Not because of injuries. Not because of travel. As reported by Hot Air, fewer than nine of the 28 rostered players were willing to wear the Pride Night jerseys the team had mandated for the evening's game against Southern Maryland at WellSpan Park in York, Pennsylvania.
The manager walked into team president Ben Shipley's office before first pitch. The conversation was short. The game was called.
Shipley didn't soften it. He told reporters exactly where things stood: "I'm disappointed that we're at this point and I recognize the players' plight and their unwillingness to cross their line. I also think tolerance is not acceptance. I was just asking for tolerance from the team and they were unwilling to navigate that with me."
"Tolerance is not acceptance" — he's right. The problem is what he was calling tolerance. Asking men to wear a political symbol on their bodies during a professional sporting event isn't a request for tolerance. It's a request for compliance. The players recognized the difference.

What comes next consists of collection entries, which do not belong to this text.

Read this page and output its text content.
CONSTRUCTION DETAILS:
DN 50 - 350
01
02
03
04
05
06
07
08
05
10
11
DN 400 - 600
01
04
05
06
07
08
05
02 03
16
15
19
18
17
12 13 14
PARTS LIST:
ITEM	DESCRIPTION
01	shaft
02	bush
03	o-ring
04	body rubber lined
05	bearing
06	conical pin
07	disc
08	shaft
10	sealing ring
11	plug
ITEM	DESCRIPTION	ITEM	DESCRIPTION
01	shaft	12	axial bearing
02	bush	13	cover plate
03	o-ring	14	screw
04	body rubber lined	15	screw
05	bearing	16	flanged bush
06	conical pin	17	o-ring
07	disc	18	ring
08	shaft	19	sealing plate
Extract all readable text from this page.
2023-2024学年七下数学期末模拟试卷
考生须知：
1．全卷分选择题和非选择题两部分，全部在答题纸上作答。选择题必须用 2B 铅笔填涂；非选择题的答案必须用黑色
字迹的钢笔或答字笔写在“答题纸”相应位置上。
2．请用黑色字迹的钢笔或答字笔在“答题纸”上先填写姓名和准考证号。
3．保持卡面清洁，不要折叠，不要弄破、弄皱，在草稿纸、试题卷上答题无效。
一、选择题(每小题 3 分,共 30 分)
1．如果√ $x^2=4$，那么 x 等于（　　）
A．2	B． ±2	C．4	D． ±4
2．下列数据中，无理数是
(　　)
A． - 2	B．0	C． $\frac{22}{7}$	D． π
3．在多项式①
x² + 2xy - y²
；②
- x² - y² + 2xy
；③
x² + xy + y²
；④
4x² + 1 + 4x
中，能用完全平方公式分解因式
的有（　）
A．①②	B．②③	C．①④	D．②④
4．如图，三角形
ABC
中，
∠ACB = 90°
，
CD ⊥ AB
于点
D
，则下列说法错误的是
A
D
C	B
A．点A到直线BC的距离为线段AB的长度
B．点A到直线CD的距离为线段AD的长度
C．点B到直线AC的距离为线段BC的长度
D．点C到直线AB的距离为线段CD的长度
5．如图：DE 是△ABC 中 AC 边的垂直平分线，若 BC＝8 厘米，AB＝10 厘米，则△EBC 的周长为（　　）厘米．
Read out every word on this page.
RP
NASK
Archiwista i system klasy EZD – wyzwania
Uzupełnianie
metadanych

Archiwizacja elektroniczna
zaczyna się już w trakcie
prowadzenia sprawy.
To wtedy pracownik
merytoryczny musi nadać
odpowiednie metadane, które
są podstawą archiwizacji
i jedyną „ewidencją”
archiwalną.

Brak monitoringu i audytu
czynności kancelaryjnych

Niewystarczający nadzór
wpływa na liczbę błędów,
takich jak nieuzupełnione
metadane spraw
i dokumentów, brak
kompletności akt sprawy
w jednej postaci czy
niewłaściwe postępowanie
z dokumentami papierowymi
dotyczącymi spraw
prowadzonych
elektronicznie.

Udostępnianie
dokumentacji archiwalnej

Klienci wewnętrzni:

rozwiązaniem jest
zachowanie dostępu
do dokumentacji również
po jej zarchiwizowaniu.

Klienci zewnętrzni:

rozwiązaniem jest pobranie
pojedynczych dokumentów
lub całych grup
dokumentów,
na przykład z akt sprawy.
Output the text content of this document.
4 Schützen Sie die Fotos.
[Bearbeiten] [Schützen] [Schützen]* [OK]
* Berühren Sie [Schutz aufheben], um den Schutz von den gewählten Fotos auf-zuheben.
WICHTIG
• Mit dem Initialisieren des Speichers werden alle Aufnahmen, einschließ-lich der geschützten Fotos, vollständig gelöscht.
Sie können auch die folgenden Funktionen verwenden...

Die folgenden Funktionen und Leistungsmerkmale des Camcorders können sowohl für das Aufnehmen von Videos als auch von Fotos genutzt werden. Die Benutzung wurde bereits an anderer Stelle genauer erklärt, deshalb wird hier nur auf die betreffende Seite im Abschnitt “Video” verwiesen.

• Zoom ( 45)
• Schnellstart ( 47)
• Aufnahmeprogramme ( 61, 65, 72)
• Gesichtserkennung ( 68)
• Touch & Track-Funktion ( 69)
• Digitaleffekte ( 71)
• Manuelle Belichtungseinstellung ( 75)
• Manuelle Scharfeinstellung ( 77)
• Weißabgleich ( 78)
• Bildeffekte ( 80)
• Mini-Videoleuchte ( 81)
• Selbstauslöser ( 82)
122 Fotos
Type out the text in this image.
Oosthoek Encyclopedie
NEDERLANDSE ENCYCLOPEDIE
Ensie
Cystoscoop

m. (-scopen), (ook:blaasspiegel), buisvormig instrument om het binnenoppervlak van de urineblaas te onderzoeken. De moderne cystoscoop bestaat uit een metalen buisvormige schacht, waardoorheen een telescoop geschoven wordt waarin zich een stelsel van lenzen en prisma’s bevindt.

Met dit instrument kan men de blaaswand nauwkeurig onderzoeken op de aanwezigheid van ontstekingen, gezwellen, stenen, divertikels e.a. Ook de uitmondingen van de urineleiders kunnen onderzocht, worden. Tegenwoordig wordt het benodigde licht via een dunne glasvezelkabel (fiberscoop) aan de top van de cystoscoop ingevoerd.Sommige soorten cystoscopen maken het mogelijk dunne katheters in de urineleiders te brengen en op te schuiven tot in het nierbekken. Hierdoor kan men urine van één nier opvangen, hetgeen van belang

The club released a statement calling the players' decision "completely inconsistent with our vision as the Most Welcoming Place in York" — capital letters and all — and donated $10,000 to the Rainbow Rose Center. The Pride Night event still went on. The stadium opened with free admission, the celebration took place, and fans with tickets to the forfeited game have them redeemable for a future date. Nobody was turned away from WellSpan Park.
The only thing missing was baseball — because the front office decided a jersey promotion was more important than a lineup.
This isn't the first time a Pride Night promotion has collided with player conscience in professional baseball. In 2022, five Tampa Bay Rays pitchers declined to wear the team's Pride logo on their uniforms and issued a joint statement citing personal religious beliefs. The Rays played anyway — enough of the roster complied. York's situation was different. The math didn't work.
Most of that roster said no. Not through a prepared statement from an agent, not in a carefully worded quote to a beat reporter. They said it with a forfeit — the most public, undeniable form of refusal available to them.
That's conviction with a price tag.
The club wanted tolerance. What they got instead is a reminder that tolerance is a two-way street, and you don't get to mandate one side walk it while the other side rides a float.